L’échec de la révolution algérienne est inconcevable
La lumière qui brille actuellement autant dans le regard des Algériens que dans les rues des villes et villages de leur pays vient de loin. De très loin, à la fois dans le temps et dans l’imaginaire collectif de la nation pétri des valeurs de novembre. Certes, il y a eu des moments de l’histoire où cette lumière a été détournée ou confisquée, souvent dans la souffrance, par les pouvoirs en place, mais à chaque fois, dans un sursaut de dignité, le peuple algérien a su la rallumer pour éclairer son combat de liberté, de justice et de démocratie.

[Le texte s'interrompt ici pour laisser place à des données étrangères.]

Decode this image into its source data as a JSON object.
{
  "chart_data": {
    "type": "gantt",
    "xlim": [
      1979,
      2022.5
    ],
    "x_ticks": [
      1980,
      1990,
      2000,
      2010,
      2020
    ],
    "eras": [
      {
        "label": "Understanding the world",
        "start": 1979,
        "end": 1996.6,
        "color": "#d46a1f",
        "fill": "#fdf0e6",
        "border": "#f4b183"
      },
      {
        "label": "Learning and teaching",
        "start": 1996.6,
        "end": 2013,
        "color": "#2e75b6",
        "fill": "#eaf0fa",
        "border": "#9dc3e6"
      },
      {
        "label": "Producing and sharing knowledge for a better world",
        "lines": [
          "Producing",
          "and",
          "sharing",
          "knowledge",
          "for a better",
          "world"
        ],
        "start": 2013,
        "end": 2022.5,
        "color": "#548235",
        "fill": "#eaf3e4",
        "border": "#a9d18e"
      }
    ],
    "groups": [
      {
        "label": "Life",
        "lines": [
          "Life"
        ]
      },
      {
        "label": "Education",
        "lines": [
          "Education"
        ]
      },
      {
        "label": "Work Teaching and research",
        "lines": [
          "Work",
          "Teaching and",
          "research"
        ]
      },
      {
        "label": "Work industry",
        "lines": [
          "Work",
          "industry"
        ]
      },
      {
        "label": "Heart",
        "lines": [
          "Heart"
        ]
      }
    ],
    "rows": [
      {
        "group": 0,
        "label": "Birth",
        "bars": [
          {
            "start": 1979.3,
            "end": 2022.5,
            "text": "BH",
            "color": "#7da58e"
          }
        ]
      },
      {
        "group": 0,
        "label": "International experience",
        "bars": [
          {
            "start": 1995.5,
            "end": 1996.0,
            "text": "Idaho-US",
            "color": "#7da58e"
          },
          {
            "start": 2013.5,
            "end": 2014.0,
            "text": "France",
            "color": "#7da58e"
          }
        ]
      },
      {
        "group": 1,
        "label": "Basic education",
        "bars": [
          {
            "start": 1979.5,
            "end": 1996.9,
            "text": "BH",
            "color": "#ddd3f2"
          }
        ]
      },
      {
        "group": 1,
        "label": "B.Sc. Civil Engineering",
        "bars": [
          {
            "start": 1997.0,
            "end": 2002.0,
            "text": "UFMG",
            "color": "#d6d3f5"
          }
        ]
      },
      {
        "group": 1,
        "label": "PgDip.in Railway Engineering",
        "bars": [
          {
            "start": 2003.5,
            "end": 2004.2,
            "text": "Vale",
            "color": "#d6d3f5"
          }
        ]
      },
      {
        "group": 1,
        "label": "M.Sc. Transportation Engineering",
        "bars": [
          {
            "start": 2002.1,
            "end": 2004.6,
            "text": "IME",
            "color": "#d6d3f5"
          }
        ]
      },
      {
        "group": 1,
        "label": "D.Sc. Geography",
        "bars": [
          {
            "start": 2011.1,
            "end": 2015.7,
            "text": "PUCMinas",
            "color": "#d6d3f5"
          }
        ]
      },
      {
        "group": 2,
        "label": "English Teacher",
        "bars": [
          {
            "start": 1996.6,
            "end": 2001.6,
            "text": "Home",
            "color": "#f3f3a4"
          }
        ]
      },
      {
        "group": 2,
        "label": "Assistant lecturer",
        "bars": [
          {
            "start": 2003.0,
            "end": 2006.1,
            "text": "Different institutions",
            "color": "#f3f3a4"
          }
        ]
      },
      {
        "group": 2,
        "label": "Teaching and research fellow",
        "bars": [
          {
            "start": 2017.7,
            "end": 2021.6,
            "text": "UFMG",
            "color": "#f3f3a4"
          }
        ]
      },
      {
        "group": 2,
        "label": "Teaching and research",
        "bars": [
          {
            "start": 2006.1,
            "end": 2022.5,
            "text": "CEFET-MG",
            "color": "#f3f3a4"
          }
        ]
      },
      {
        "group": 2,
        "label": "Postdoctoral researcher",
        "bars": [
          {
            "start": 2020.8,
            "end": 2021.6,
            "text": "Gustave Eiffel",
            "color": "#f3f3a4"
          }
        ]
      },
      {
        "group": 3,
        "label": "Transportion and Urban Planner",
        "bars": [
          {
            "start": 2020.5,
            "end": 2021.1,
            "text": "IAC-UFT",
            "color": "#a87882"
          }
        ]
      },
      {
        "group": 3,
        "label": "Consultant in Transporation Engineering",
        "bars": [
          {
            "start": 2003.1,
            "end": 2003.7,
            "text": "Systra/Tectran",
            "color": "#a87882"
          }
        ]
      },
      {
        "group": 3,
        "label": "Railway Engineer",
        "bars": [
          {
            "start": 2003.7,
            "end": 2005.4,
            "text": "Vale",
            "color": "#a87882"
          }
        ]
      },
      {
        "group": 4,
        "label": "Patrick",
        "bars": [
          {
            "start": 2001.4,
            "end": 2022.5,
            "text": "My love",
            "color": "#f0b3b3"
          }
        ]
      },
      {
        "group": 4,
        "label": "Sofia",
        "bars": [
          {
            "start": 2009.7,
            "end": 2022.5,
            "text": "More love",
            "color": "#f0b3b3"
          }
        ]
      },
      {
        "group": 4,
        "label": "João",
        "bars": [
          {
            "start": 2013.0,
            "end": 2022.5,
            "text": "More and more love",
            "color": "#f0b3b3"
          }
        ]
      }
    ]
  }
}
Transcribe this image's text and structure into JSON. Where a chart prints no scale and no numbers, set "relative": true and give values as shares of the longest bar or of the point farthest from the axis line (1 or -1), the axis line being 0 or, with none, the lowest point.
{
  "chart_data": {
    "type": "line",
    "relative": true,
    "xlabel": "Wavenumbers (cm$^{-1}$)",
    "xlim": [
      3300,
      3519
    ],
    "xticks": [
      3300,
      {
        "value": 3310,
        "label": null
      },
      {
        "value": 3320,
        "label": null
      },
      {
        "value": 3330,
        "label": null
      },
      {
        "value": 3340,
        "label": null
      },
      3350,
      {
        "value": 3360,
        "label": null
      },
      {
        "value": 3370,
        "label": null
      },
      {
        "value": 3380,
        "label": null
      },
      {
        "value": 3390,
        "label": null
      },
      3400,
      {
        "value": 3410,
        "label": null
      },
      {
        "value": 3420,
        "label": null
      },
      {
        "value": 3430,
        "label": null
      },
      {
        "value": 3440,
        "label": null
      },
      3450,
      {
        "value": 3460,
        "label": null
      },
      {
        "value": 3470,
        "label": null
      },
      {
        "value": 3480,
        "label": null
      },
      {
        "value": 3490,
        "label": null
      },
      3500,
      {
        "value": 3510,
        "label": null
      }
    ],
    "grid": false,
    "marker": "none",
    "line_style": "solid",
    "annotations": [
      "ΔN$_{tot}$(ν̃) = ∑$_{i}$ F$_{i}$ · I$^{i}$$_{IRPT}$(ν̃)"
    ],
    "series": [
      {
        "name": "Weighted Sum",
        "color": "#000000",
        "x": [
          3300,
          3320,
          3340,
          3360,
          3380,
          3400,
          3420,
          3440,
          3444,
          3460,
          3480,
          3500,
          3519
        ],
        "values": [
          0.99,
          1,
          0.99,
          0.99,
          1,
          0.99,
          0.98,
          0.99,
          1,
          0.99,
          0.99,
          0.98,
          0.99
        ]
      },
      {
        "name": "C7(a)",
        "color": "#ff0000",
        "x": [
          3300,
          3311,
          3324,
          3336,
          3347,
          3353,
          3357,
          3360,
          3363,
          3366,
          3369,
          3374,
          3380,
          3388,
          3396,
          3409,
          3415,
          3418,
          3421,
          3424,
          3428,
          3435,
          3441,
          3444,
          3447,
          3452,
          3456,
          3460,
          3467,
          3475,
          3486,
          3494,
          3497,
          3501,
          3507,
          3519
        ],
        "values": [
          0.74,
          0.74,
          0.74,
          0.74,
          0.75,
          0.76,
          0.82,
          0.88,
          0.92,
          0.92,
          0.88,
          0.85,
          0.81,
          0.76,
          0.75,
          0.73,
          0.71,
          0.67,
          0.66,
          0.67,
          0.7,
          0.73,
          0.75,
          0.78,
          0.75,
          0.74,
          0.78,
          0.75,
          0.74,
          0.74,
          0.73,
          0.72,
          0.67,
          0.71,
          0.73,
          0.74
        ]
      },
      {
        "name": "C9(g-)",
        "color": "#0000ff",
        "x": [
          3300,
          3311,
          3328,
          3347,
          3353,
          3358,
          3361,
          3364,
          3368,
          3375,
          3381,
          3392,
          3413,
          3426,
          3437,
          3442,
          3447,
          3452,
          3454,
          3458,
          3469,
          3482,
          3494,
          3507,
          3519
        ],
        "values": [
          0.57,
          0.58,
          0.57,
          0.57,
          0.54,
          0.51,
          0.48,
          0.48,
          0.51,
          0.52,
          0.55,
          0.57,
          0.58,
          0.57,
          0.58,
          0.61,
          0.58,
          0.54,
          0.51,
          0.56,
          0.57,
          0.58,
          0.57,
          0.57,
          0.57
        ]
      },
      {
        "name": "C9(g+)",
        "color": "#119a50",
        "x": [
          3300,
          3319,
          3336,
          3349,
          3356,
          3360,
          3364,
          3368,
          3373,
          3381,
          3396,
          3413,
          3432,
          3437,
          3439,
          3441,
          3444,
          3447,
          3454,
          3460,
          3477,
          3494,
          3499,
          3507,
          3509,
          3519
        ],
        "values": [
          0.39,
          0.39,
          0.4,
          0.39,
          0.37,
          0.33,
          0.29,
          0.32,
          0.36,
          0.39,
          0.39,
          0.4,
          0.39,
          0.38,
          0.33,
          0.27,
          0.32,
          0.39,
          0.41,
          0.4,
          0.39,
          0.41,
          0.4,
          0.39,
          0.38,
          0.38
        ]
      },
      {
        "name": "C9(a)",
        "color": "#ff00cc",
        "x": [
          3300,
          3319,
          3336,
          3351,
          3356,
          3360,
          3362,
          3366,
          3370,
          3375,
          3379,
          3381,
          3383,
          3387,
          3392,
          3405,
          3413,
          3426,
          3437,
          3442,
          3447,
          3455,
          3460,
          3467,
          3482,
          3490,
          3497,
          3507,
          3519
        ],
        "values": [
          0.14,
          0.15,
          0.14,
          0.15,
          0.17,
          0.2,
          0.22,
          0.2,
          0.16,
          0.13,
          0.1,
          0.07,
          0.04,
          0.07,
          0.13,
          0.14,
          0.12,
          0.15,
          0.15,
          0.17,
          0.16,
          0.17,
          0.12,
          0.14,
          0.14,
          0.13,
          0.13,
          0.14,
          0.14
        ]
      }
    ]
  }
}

Le 22 février 2019, quand la soupape du silence a explosé et jeté dans les rues le peuple longtemps abusé et sa jeunesse marginalisée, c’est pour mettre fin au régime du mépris, de l’humiliation et du pillage qui a dévasté l’Algérie ces dernières décennies. Un régime désigné officiellement par le terme de «issaba» qui se traduit par bande de gangsters.
Confier l’avenir aux faussaires du passé?
Du moment que cette désignation de Issaba a pris fait et acte dans le continuum algérien, il devient impensable que l’autorité actuelle représentée par le vice-ministre de la défense Ahmed Gaid Salah exige des millions d’Algériens qui déferlent chaque vendredi dans les rues d’accepter la tutelle de cette issaba. Ça heurte la raison. D’autant que depuis le début des marches, le peuple a fait du changement de régime une revendication constante et non négociable. Nous savons pertinemment que le régime actuel même décapité par la démission de Bouteflika conserve une capacité de nuisance capable d’entraver l’émancipation du peuple et sa marche vers la démocratie et l’État de droit.
Comment faire confiance à un chef d’État, (un des fameux B) coutumier de faux-semblants, de simulacres négociations, et de fausses conférences au profit du régime pour lui confier aujourd’hui la conduite du processus d’abolition de ce même régime?
Comment accepter qu’un ministre de l’intérieur (un autre B), pilier du régime de gangsters, pétri dans le faux et les fraudes électorales des années durant soit encore le premier ministre aujourd’hui et choisisse le nouveau gouvernement contre la volonté de la grande majorité du peuple estimée à plus de 25 millions de personnes ?
Composer avec la feuille de route qui enferme la révolution pacifique du peuple dans l’article 102 de la constitution, c’est trahir les aspirations de toute cette jeunesse algérienne qui s’est soulevée pour se réapproprier son pays, sa liberté et son avenir. Autant d’objectifs que Gaid Salah doit mettre dans la balance quand vient le temps de demander au peuple de faire preuve de patience et de suivre la constitution.
Un niet à la feuille de route du régime
En continuant de manifester pacifiquement depuis plus de deux mois, malgré la non satisfaction de ses revendications essentielles, le peuple et sa jeunesse font déjà preuve de patience et d’une grande responsabilité à l’égard des intérêts de leur pays. Cependant, par leur détermination, ils font savoir qu’il n’est pas question pour cette révolution de s’arrêter en chemin et de s’ajouter aux rendez-vous de la démocratie et l’État de droit que les Algériens ont raté, et ce, dès le lendemain de leur indépendance.
La jeunesse algérienne de 2019 est consciente de ses forces et de ses compétences à relever les défis de son pays. Elle est suffisamment motivée pour aller vers cette nouvelle Algérie, libérée de ses gourous éclaboussés de toutes parts. Et la seule feuille de route que les millions d’Algériens conçoivent est celle qui rende justice à la légitimité de leur révolution et replace la souveraineté du peuple au cœur du pouvoir. Rien de plus simple pour sortir de la crise si on veut réellement accompagner le peuple algérien vers la construction d’un État de droit.